- A ADPF encerrou o contrato com o escritório Nelson Wilians em outubro de 2025, um mês após a firma ter sido alvo de busca e apreensão autorizadas pelo ministro André Mendonça.
- A associação informou aos vinculados que, desde outubro de 2025, o atendimento passou a ser realizado pelo escritório Barreto e Dolabella, com a orientação de que as causas individuais sejam atualizadas até 13 de abril.
- A operação envolveu 13 mandados de busca e apreensão em São Paulo e no Distrito Federal, além de prisões preventivas de Maurício Camisotti e de Antônio Carlos Camilo Antunes, conhecido como “o careca do INSS”.
- Na residência do advogado, foram apreendidas obras de arte, esculturas de bronze e relógios de luxo, incluindo ao menos cinco quadros assinados pelo pintor Di Cavalcanti; a defesa de Nelson Wilians destacou que a relação era estritamente profissional.
- A ADPF afirmou que concentrar causas no novo escritório facilita o controle, simplifica rotinas e reforça a gestão, mantendo o compromisso com a transparência.
A ADPF encerrou o contrato com o escritório de Nelson Wilians em outubro de 2025, um mês após o anúncio de buscas e apreensões na firma. A ação ocorreu no contexto de investigação em que o ministro do STF André Mendonça autorizou as medidas.
A informação foi repassada aos associados nesta semana, sob a gestão da entidade que passou por mudança institucional. O comunicado também informou que os vinculados devem atualizar dados de causas individuais até 13 de abril.
Segundo a ADPF, o escritório cuidava de causas administrativas e funcionais de forma individualizada.
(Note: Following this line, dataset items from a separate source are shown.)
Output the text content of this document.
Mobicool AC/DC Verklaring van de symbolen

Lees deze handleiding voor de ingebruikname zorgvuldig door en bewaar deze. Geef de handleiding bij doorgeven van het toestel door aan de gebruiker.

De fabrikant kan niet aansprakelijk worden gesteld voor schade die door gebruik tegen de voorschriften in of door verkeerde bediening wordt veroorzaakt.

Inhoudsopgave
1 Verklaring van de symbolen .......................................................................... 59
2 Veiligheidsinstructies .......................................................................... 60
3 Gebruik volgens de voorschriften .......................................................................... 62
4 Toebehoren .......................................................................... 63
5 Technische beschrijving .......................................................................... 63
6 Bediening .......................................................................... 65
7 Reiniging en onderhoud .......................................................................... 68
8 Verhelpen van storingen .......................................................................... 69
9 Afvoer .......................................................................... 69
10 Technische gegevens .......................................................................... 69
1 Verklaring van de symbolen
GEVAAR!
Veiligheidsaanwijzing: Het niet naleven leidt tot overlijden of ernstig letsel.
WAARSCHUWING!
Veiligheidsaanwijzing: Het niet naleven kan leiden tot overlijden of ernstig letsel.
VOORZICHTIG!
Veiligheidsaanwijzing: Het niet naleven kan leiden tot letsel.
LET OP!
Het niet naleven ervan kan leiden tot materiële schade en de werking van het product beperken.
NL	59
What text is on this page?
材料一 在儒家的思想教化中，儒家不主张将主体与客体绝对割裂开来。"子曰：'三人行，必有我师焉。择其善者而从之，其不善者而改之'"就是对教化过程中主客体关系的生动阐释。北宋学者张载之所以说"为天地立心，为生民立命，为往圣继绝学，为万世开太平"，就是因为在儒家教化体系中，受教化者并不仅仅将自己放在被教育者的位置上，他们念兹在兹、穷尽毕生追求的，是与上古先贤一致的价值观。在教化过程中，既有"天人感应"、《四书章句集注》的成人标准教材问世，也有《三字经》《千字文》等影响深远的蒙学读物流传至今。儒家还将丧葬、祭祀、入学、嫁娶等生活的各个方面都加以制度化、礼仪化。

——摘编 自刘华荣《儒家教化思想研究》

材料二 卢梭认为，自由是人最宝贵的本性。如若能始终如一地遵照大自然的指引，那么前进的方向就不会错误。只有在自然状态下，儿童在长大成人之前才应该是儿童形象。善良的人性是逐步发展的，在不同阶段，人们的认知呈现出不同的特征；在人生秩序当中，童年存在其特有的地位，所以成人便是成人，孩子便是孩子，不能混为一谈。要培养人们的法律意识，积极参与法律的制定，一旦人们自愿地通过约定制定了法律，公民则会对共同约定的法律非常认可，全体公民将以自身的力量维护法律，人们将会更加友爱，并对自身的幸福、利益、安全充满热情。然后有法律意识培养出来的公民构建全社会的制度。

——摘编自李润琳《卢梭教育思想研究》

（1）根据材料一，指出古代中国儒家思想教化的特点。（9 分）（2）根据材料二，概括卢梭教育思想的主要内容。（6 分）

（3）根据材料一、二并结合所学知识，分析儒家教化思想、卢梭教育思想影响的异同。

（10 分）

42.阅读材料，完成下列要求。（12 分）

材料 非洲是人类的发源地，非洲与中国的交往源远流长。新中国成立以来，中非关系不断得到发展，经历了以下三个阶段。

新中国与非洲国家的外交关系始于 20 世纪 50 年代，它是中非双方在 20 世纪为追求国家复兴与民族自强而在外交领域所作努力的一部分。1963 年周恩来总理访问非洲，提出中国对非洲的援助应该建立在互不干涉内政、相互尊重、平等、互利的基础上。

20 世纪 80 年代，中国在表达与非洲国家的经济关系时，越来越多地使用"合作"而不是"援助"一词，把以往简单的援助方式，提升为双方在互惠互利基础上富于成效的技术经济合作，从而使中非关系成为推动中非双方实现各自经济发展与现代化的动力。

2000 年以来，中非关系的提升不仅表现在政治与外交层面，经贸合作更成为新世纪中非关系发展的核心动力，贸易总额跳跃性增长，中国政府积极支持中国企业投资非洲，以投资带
O contrato, que durou pelo menos 14 anos, foi substituído pelo escritório Barreto e Dolabella a partir de outubro de 2025.
Entenda o caso
O escritório de Nelson Wilians figura entre os alvos de uma operação deflagrada em setembro de 2025, com autorização de busca e apreensão. O sócio-fundador da firma foi citado como investigado em relação a transferências suspeitas de 28 milhões de reais a um empresário envolvido em esquema de descontos do INSS.
Além do mandado de busca, o ministro Mendesonça autorizou a prisão preventiva de Maurício Camisotti, apontado como líder do esquema, e de Antônio Carlos Camilo Antunes, conhecido como careca do INSS. Ao todo, foram cumpridos 13 mandados de busca e apreensão em SP e DF.
Na residência do advogado em São Paulo, foram apreendidas obras de arte, esculturas de bronze e relógios de luxo, incluindo quadros assinados pelo pintor Di Cavalcanti. A defesa de Nelson Wilians afirmou que a relação com Camisotti era estritamente profissional e que os valores transferidos referiam-se à compra de um terreno vizinho à residência.
A nota oficial da ADPF, enviada ao jornal, reforça que a decisão de concentrar ações em um novo escritório tem como objetivo maior controle, simplificação de rotinas e melhoria na gestão do relacionamento com associados e advogados. Brasília, 10 de abril de 2026.